Participants
3 SYNE1, 6 Friedreich ataxia patients and 12 healthy controls were enrolled in the study. The patients underwent a detailed diagnostic approach including neurological examination, laboratory and radiological investigations to exclude acquired causes of ataxia. Scale for the Assessment and Rating of Ataxia (SARA) scores were recorded in all cases. After obtaining written, informed consent, genomic DNA was extracted from peripheral blood leukocytes by standard protocol. First, according to recent guidelines on the management of sporadic ataxias without known secondary etiology [20], the most common repeat expansion hereditary ataxias (spinocerebellar ataxia 1, 2, 3, 6, 7 and FA) were tested. These examinations reinforced the diagnosis of FA in six patients. All of them have homozygous GAA repeat expansions in the first intron of the FXN gene. In the additional three patients, targeted gene analysis followed by new generation sequencing were performed.
For proband AT-04, whole exome sequencing (WES) was performed with SureSelectXT Human kit All Exon v7 (Agilent, Agilent Technologies, Santa Clara, CA) according to the manufacturer’s instruction and paired-end sequenced (2x100 bp) on HiSeq 1500 (Illumina, San Diego, CA, USA). Prioritized variants were validated in the proband, proband’s parents and brother by amplicon deep sequencing performed using Nextera XT Kit (Illumina) and sequenced on HiSeq 1500 (Illumina).

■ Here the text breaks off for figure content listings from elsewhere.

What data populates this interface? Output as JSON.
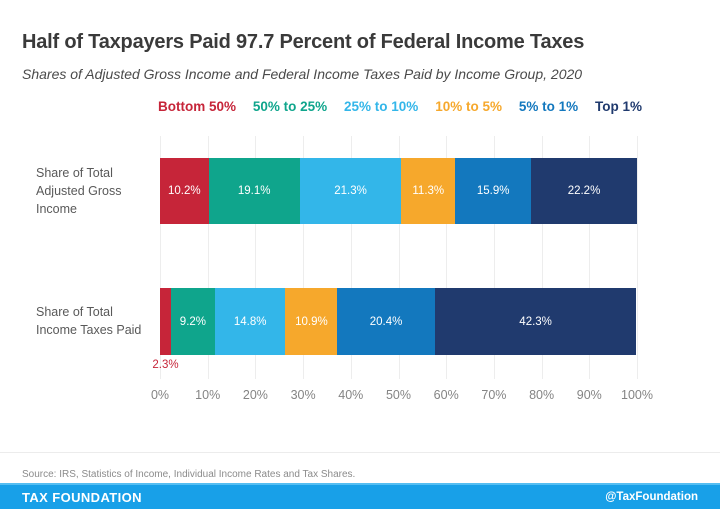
{
  "header": {
    "title": "Half of Taxpayers Paid 97.7 Percent of Federal Income Taxes",
    "subtitle": "Shares of Adjusted Gross Income and Federal Income Taxes Paid by Income Group, 2020"
  },
  "chart_data": {
    "type": "bar",
    "orientation": "horizontal",
    "stacked": true,
    "title": "Half of Taxpayers Paid 97.7 Percent of Federal Income Taxes",
    "subtitle": "Shares of Adjusted Gross Income and Federal Income Taxes Paid by Income Group, 2020",
    "categories": [
      "Share of Total Adjusted Gross Income",
      "Share of Total Income Taxes Paid"
    ],
    "series": [
      {
        "name": "Bottom 50%",
        "color": "#c62539",
        "values": [
          10.2,
          2.3
        ]
      },
      {
        "name": "50% to 25%",
        "color": "#0fa58c",
        "values": [
          19.1,
          9.2
        ]
      },
      {
        "name": "25% to 10%",
        "color": "#33b6e9",
        "values": [
          21.3,
          14.8
        ]
      },
      {
        "name": "10% to 5%",
        "color": "#f6a82c",
        "values": [
          11.3,
          10.9
        ]
      },
      {
        "name": "5% to 1%",
        "color": "#1378be",
        "values": [
          15.9,
          20.4
        ]
      },
      {
        "name": "Top 1%",
        "color": "#203a6e",
        "values": [
          22.2,
          42.3
        ]
      }
    ],
    "x_ticks": [
      "0%",
      "10%",
      "20%",
      "30%",
      "40%",
      "50%",
      "60%",
      "70%",
      "80%",
      "90%",
      "100%"
    ],
    "xlim": [
      0,
      100
    ],
    "grid": true,
    "legend_position": "top",
    "value_label_format": "one_decimal_percent",
    "small_segment_threshold": 4,
    "outside_labels": [
      {
        "category_index": 1,
        "series_index": 0,
        "label": "2.3%"
      }
    ]
  },
  "footer": {
    "source": "Source: IRS, Statistics of Income, Individual Income Rates and Tax Shares.",
    "brand": "TAX FOUNDATION",
    "handle": "@TaxFoundation",
    "bar_color": "#18a0e8"
  }
}
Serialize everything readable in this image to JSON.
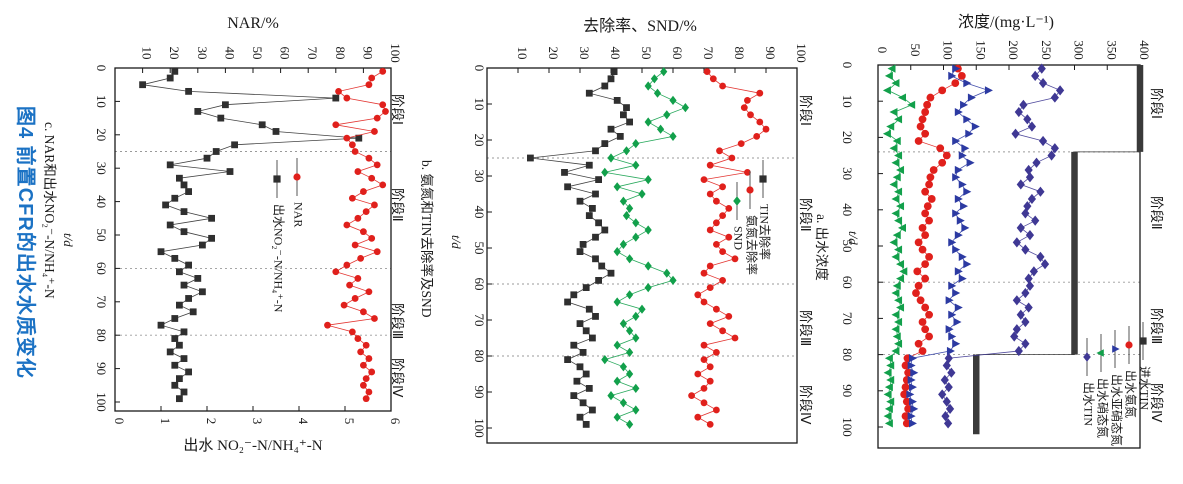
{
  "figure": {
    "title": "图4  前置CFR的出水水质变化",
    "title_color": "#1b72c4"
  },
  "chart_data": [
    {
      "id": "a",
      "type": "scatter",
      "caption": "a. 出水浓度",
      "value_axis": {
        "title": "浓度/(mg·L⁻¹)",
        "min": 0,
        "max": 400,
        "ticks": [
          0,
          50,
          100,
          150,
          200,
          250,
          300,
          350,
          400
        ]
      },
      "time_axis": {
        "label": "t/d",
        "min": 0,
        "max": 100,
        "ticks": [
          0,
          10,
          20,
          30,
          40,
          50,
          60,
          70,
          80,
          90,
          100
        ]
      },
      "stage_dividers": [
        24,
        60,
        80
      ],
      "stages": [
        "阶段Ⅰ",
        "阶段Ⅱ",
        "阶段Ⅲ",
        "阶段Ⅳ"
      ],
      "legend": [
        {
          "label": "进水TIN",
          "marker": "square",
          "color": "#2f2f2f"
        },
        {
          "label": "出水氨氮",
          "marker": "circle",
          "color": "#e0201c"
        },
        {
          "label": "出水亚硝态氮",
          "marker": "tri-right",
          "color": "#2c3aa2"
        },
        {
          "label": "出水硝态氮",
          "marker": "tri-left",
          "color": "#12a04b"
        },
        {
          "label": "出水TIN",
          "marker": "diamond",
          "color": "#3f3894"
        }
      ],
      "step_series": {
        "name": "进水TIN",
        "color": "#3a3a3a",
        "segments": [
          {
            "t0": 0,
            "t1": 24,
            "v": 400
          },
          {
            "t0": 24,
            "t1": 80,
            "v": 300
          },
          {
            "t0": 80,
            "t1": 102,
            "v": 150
          }
        ]
      },
      "t": [
        1,
        3,
        5,
        7,
        9,
        11,
        13,
        15,
        17,
        19,
        21,
        23,
        25,
        27,
        29,
        31,
        33,
        35,
        37,
        39,
        41,
        43,
        45,
        47,
        49,
        51,
        53,
        55,
        57,
        59,
        61,
        63,
        65,
        67,
        69,
        71,
        73,
        75,
        77,
        79,
        81,
        83,
        85,
        87,
        89,
        91,
        93,
        95,
        97,
        99
      ],
      "series": [
        {
          "key": "effluent-nitrate",
          "name": "出水硝态氮",
          "marker": "tri-left",
          "color": "#12a04b",
          "v": [
            22,
            18,
            28,
            15,
            38,
            52,
            25,
            32,
            20,
            15,
            30,
            25,
            32,
            28,
            35,
            30,
            25,
            32,
            28,
            35,
            28,
            32,
            38,
            30,
            25,
            32,
            28,
            35,
            40,
            35,
            30,
            28,
            32,
            35,
            28,
            32,
            28,
            30,
            32,
            28,
            18,
            20,
            16,
            20,
            18,
            16,
            20,
            18,
            16,
            18
          ]
        },
        {
          "key": "effluent-ammonia",
          "name": "出水氨氮",
          "marker": "circle",
          "color": "#e0201c",
          "v": [
            122,
            128,
            118,
            98,
            80,
            75,
            72,
            68,
            65,
            72,
            62,
            95,
            105,
            98,
            85,
            80,
            78,
            72,
            82,
            76,
            72,
            78,
            68,
            72,
            62,
            68,
            78,
            72,
            60,
            72,
            62,
            58,
            65,
            72,
            78,
            68,
            72,
            78,
            62,
            68,
            45,
            42,
            46,
            44,
            42,
            40,
            44,
            46,
            42,
            44
          ]
        },
        {
          "key": "effluent-nitrite",
          "name": "出水亚硝态氮",
          "marker": "tri-right",
          "color": "#2c3aa2",
          "v": [
            118,
            112,
            135,
            168,
            142,
            130,
            122,
            135,
            148,
            138,
            118,
            132,
            128,
            140,
            122,
            118,
            128,
            135,
            122,
            130,
            118,
            125,
            132,
            122,
            112,
            118,
            128,
            135,
            122,
            128,
            112,
            118,
            108,
            122,
            112,
            120,
            108,
            112,
            118,
            110,
            52,
            50,
            54,
            50,
            52,
            48,
            52,
            54,
            50,
            52
          ]
        },
        {
          "key": "effluent-tin",
          "name": "出水TIN",
          "marker": "diamond",
          "color": "#3f3894",
          "v": [
            250,
            240,
            252,
            278,
            270,
            222,
            215,
            228,
            235,
            210,
            252,
            270,
            265,
            242,
            230,
            232,
            218,
            248,
            235,
            228,
            225,
            240,
            218,
            232,
            212,
            225,
            248,
            255,
            238,
            230,
            232,
            225,
            212,
            230,
            218,
            225,
            212,
            208,
            225,
            215,
            108,
            105,
            112,
            102,
            108,
            98,
            105,
            110,
            103,
            107
          ]
        }
      ]
    },
    {
      "id": "b",
      "type": "scatter",
      "caption": "b. 氨氮和TIN去除率及SND",
      "value_axis": {
        "title": "去除率、SND/%",
        "min": 0,
        "max": 100,
        "ticks": [
          10,
          20,
          30,
          40,
          50,
          60,
          70,
          80,
          90,
          100
        ]
      },
      "time_axis": {
        "label": "t/d",
        "min": 0,
        "max": 100,
        "ticks": [
          0,
          10,
          20,
          30,
          40,
          50,
          60,
          70,
          80,
          90,
          100
        ]
      },
      "stage_dividers": [
        25,
        60,
        80
      ],
      "stages": [
        "阶段Ⅰ",
        "阶段Ⅱ",
        "阶段Ⅲ",
        "阶段Ⅳ"
      ],
      "legend": [
        {
          "label": "TIN去除率",
          "marker": "square",
          "color": "#2f2f2f"
        },
        {
          "label": "氨氮去除率",
          "marker": "circle",
          "color": "#e0201c"
        },
        {
          "label": "SND",
          "marker": "diamond",
          "color": "#12a04b"
        }
      ],
      "t": [
        1,
        3,
        5,
        7,
        9,
        11,
        13,
        15,
        17,
        19,
        21,
        23,
        25,
        27,
        29,
        31,
        33,
        35,
        37,
        39,
        41,
        43,
        45,
        47,
        49,
        51,
        53,
        55,
        57,
        59,
        61,
        63,
        65,
        67,
        69,
        71,
        73,
        75,
        77,
        79,
        81,
        83,
        85,
        87,
        89,
        91,
        93,
        95,
        97,
        99
      ],
      "series": [
        {
          "key": "tin-removal",
          "name": "TIN去除率",
          "marker": "square",
          "color": "#2f2f2f",
          "v": [
            41,
            40,
            38,
            33,
            42,
            45,
            44,
            46,
            40,
            43,
            38,
            35,
            14,
            33,
            25,
            36,
            26,
            35,
            30,
            34,
            33,
            36,
            38,
            35,
            31,
            30,
            35,
            37,
            40,
            36,
            32,
            28,
            26,
            33,
            35,
            30,
            32,
            34,
            28,
            31,
            26,
            30,
            32,
            29,
            33,
            28,
            31,
            34,
            30,
            32
          ]
        },
        {
          "key": "snd",
          "name": "SND",
          "marker": "diamond",
          "color": "#12a04b",
          "v": [
            57,
            54,
            52,
            55,
            60,
            64,
            58,
            52,
            56,
            60,
            48,
            45,
            40,
            48,
            38,
            52,
            42,
            50,
            44,
            46,
            45,
            48,
            52,
            48,
            44,
            42,
            46,
            52,
            58,
            60,
            52,
            46,
            42,
            50,
            48,
            44,
            46,
            48,
            42,
            46,
            38,
            44,
            46,
            42,
            48,
            40,
            44,
            48,
            42,
            46
          ]
        },
        {
          "key": "ammonia-removal",
          "name": "氨氮去除率",
          "marker": "circle",
          "color": "#e0201c",
          "v": [
            71,
            73,
            76,
            88,
            84,
            83,
            85,
            88,
            90,
            87,
            82,
            75,
            79,
            72,
            84,
            70,
            76,
            72,
            74,
            78,
            76,
            74,
            72,
            78,
            74,
            76,
            80,
            72,
            70,
            76,
            72,
            68,
            70,
            74,
            78,
            72,
            76,
            80,
            70,
            74,
            70,
            72,
            68,
            72,
            70,
            66,
            70,
            74,
            68,
            72
          ]
        }
      ]
    },
    {
      "id": "c",
      "type": "scatter",
      "caption": "c. NAR和出水NO₂⁻-N/NH₄⁺-N",
      "value_axis": {
        "title": "NAR/%",
        "min": 0,
        "max": 100,
        "ticks": [
          10,
          20,
          30,
          40,
          50,
          60,
          70,
          80,
          90,
          100
        ]
      },
      "ratio_axis": {
        "title": "出水 NO₂⁻-N/NH₄⁺-N",
        "min": 0,
        "max": 6,
        "ticks": [
          0,
          1,
          2,
          3,
          4,
          5,
          6
        ]
      },
      "time_axis": {
        "label": "t/d",
        "min": 0,
        "max": 100,
        "ticks": [
          0,
          10,
          20,
          30,
          40,
          50,
          60,
          70,
          80,
          90,
          100
        ]
      },
      "stage_dividers": [
        25,
        60,
        80
      ],
      "stages": [
        "阶段Ⅰ",
        "阶段Ⅱ",
        "阶段Ⅲ",
        "阶段Ⅳ"
      ],
      "legend": [
        {
          "label": "NAR",
          "marker": "circle",
          "color": "#e0201c"
        },
        {
          "label": "出水NO₂⁻-N/NH₄⁺-N",
          "marker": "square",
          "color": "#2f2f2f"
        }
      ],
      "t": [
        1,
        3,
        5,
        7,
        9,
        11,
        13,
        15,
        17,
        19,
        21,
        23,
        25,
        27,
        29,
        31,
        33,
        35,
        37,
        39,
        41,
        43,
        45,
        47,
        49,
        51,
        53,
        55,
        57,
        59,
        61,
        63,
        65,
        67,
        69,
        71,
        73,
        75,
        77,
        79,
        81,
        83,
        85,
        87,
        89,
        91,
        93,
        95,
        97,
        99
      ],
      "series": [
        {
          "key": "effluent-ratio",
          "name": "出水NO₂⁻-N/NH₄⁺-N",
          "marker": "square",
          "color": "#2f2f2f",
          "axis": "ratio",
          "v": [
            1.3,
            1.2,
            0.6,
            1.6,
            4.8,
            2.4,
            1.8,
            2.3,
            3.2,
            3.5,
            5.3,
            2.6,
            2.2,
            2.0,
            1.2,
            2.5,
            1.4,
            1.5,
            1.6,
            1.3,
            1.1,
            1.5,
            2.1,
            1.2,
            1.5,
            2.1,
            1.9,
            1.0,
            1.3,
            1.6,
            1.4,
            1.8,
            1.5,
            1.9,
            1.6,
            1.4,
            1.7,
            1.3,
            1.0,
            1.5,
            1.3,
            1.4,
            1.2,
            1.5,
            1.3,
            1.6,
            1.4,
            1.3,
            1.5,
            1.4
          ]
        },
        {
          "key": "nar",
          "name": "NAR",
          "marker": "circle",
          "color": "#e0201c",
          "axis": "value",
          "v": [
            97,
            93,
            92,
            81,
            84,
            97,
            98,
            95,
            80,
            94,
            84,
            86,
            87,
            92,
            95,
            88,
            93,
            97,
            90,
            86,
            94,
            91,
            88,
            84,
            90,
            93,
            87,
            95,
            89,
            84,
            80,
            88,
            85,
            92,
            87,
            83,
            90,
            94,
            77,
            86,
            88,
            91,
            89,
            92,
            90,
            93,
            91,
            90,
            92,
            91
          ]
        }
      ]
    }
  ]
}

For subjects AT-05 and AT-06 a total of 60 ng of genomic DNA was used for library preparation and sequenced with Trusight One clinical exome kit (Illumina) on Illumina MiSeq platform. The clinical exome kit covers the coding region of 4813 clinically relevant, disease-associated genes. The 150 bp paired reads were aligned to the GRCh37.75 human reference genome by Burrows Wheel Aligner (BWA v0.7.9a) software. The variants were called by Genome Analysis Toolkit HaplotypeCaller (GATK v3.5) best practice; annotated by SnpEff and VariantStudio softwares. Variants were filtered based on severity and frequency against public variant databases including dbSNP, ClinVar, ExAC, EVS and an in-house clinical exome database of 140 unrelated Hungarian patients.
Eye tracking
Recording system
The used system and paradigm were described in a previous study [21]. The assessment was performed in a well-lit room. Subjects sat in front of the monitor and their head were fixed at 60 cm distance from the screen. We used a Tobii TX300 eye tracker and tasks were programmed in Psychophysich Toolbox V 3.0.12, under MatLab. Before every paradigm a five-points calibration was performed.
Saccade task
Subjects accomplished a visually guided saccade task as described here: a black cross appeared at the center of the screen and 1.2-2 seconds later it jumped to the right or left side of the screen. The background was grey and the distances of displacement of the cross were 9.2° or 18.4° horizontally. All measurements were repeated 20 times in a pseudorandom order, this means 80 measurements per subject. The participants had to shift their gaze to the new position of the target as fast and accurate as they can. There was a break in halftime of the task to prevent subjects tearing and/or tiring.
Antisaccade task
In the antisaccade task the composition was similar to the visually guided saccade paradigm, however, the participants had to direct their gaze to the opposite direction (e.g. if the target appeared in the left side, they had to look to the ride side). Only horizontal movements were recorded such as in the saccade task. There was also a pause in half of the trial.
Data acquisition and processing
Data recording began when the target jumped to the periphery and stayed there for one second. The recording frequency was 300 Hz and both eyes were registered separately. We used a semi-automatic in-house made script to define parameters of saccades as described in a previous study [21]. The following parameters were measured: peak velocity, latency, amplitude, gain and duration. In the saccade task, we assessed the main sequence relationships of duration versus amplitude and peak velocity versus amplitude using the linear model [22]. Additionally, in the antisaccade paradigm the incorrect ratio of antisaccades was also examined, which is a quotient showing the incorrectly executed antisaccades.
Neuropsychological assessment
The enrolled ataxia patients were assessed via cognitive examination performed by trained neuropsychologists. The global cognitive performance was measured by the Addenbrooke’s Cognitive Examination (ACE) including the Mini-Mental State Examination (MMSE). The executive function was evaluated by verbal and semantic fluency tests. In addition, the working memory and the ability of maintenance and manipulation of information were estimated by the Backward Digit Span Task (BDST) and the Listening Span Task (LST). The quality of information planning and visuoconstructional and visual organizational abilities were assessed by the Rey Complex Figure Test (RCFT).